Consider this: According to Forrester, 14% of U.S. adults banked online for the first time due to the Covid-19 pandemic. Satisfaction with their experiences was high, which indicates that they will continue to embrace online usage. What’s more, a J.D. Power survey showed that 26% of consumers plan to use online banking more than they did pre-pandemic.

2. Driven by outdated technology. The fact is, the technology at hand becomes a deal breaker for onboarding improvement initiatives. Current onboarding technology might involve multiple systems and third-party data feeds, leading to the dreaded “We don’t own the systems or teams that drive these.”

“A customer of ours follows a ‘2x2x2 process’ — meaning they call or email on day two, week two, and the second month,” says Wilson. “Yet they don’t have a structure and framework in place to analyze or debate that approach across the organization.”

What would they change about the process? What would be a better follow-up process and why? They don’t discuss if they have the data to measure success. If they aren’t able to obtain that sort of actionable data due to obsolete technology, they won’t be able to accomplish necessary steps, such as determining the best time to cross-sell a product or service.

3. Unclear ownership. “Onboarding is one of those things in a bank where there are a lot of cooks in the kitchen,” Wilson observes. “It’s common with most customer-facing processes that there are multiple internal stakeholders that play a role in the customer experience. With onboarding, the stakeholders include product managers, channel managers, business unit owners, and brand/marketing managers.”
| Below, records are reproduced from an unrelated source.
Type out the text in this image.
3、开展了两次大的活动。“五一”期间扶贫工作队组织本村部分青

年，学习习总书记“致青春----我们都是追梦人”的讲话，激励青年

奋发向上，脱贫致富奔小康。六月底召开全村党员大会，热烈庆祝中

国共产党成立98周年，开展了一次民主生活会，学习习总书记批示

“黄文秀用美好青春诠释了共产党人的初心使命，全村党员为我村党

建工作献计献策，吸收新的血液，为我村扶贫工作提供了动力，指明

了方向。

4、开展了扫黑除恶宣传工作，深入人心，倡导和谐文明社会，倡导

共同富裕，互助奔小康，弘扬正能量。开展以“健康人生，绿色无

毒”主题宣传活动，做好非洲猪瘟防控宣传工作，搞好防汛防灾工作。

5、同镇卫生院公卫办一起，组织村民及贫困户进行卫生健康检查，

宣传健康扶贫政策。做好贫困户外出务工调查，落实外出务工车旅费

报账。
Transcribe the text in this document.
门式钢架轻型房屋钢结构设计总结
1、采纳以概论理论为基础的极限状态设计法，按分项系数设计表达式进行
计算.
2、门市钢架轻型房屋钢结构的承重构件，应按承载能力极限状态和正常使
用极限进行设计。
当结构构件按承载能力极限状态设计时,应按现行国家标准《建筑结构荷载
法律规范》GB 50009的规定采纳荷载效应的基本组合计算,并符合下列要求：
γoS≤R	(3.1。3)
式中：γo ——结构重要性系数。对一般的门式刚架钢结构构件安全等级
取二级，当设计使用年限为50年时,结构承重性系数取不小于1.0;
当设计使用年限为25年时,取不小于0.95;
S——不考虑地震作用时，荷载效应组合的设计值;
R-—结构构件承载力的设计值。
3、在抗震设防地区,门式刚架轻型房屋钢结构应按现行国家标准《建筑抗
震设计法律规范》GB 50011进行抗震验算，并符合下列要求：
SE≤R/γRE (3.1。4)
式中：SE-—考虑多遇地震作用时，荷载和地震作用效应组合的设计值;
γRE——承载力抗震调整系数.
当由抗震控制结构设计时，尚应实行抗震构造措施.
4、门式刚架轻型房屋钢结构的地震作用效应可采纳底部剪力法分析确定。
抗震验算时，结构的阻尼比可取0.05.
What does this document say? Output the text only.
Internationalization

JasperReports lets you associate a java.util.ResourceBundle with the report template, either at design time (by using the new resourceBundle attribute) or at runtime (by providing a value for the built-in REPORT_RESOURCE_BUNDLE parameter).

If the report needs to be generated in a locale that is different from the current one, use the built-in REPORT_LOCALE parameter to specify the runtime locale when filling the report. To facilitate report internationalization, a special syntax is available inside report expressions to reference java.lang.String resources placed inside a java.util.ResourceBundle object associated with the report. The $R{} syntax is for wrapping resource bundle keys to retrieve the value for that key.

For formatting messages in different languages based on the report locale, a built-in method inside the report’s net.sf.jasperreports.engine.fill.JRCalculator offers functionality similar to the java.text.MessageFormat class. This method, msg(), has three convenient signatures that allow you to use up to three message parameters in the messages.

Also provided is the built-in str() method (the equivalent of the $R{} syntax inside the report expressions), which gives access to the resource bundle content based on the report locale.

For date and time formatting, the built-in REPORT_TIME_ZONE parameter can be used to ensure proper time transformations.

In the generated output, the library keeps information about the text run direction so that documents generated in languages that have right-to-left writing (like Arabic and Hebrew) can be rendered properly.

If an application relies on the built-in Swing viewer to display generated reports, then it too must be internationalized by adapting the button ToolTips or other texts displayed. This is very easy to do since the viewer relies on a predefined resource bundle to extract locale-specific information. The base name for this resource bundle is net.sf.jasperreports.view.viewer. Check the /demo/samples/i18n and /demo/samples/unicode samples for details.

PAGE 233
The marketing department often isn’t brought into the onboarding mix — surprising when you consider that marketing strategies for new customer acquisition and cross-sell are extremely important to bank success.

How to Onboard Efficiently and Successfully

Fortunately, there are steps that banks and credit unions can take to help turn onboarding to their advantage — each addresses the current challenges faced by most institutions.

  • Get clear on the objectives of the onboarding process. Start with what all stakeholders need to accomplish first — is it about PFI or cross-sell goals? Measure the current onboarding processes and look for ways to optimize, or even provide better tracking and reporting of the customer journey.
  • Map out the process the old fashioned way. Determine what can be changed, such as channel modifications. For instance, instead of a phone call, send an email. Determine how often communication is appropriate; use your current benchmarks and test with a small sample of customers. Get help understanding your audiences and deliver relevant messaging utilizing the most effective channels for the audience. In the meantime, continuously monitor channel engagement. An outside partner like Amsive can help with workshops that help drive onboarding transformation.
  • Identify an orchestrator for the onboarding process. Ensure this project owner has a solid understanding of each step of the process and who is responsible, and consolidates all input and output during the process. A simple responsibility assignment matrix — also known as a RACI matrix or linear responsibility chart — is a great way to get started if you don’t have a process expert in house.
  • Conduct a competitive analysis. Understanding how other banks are optimizing their onboarding process provides insights that can be leveraged to improve your process.

Life After Onboarding

Once the customer is onboarded, what’s next? The important next step and key milestone is relationship expansion — the data-enabled part of the customer journey in multiple channels.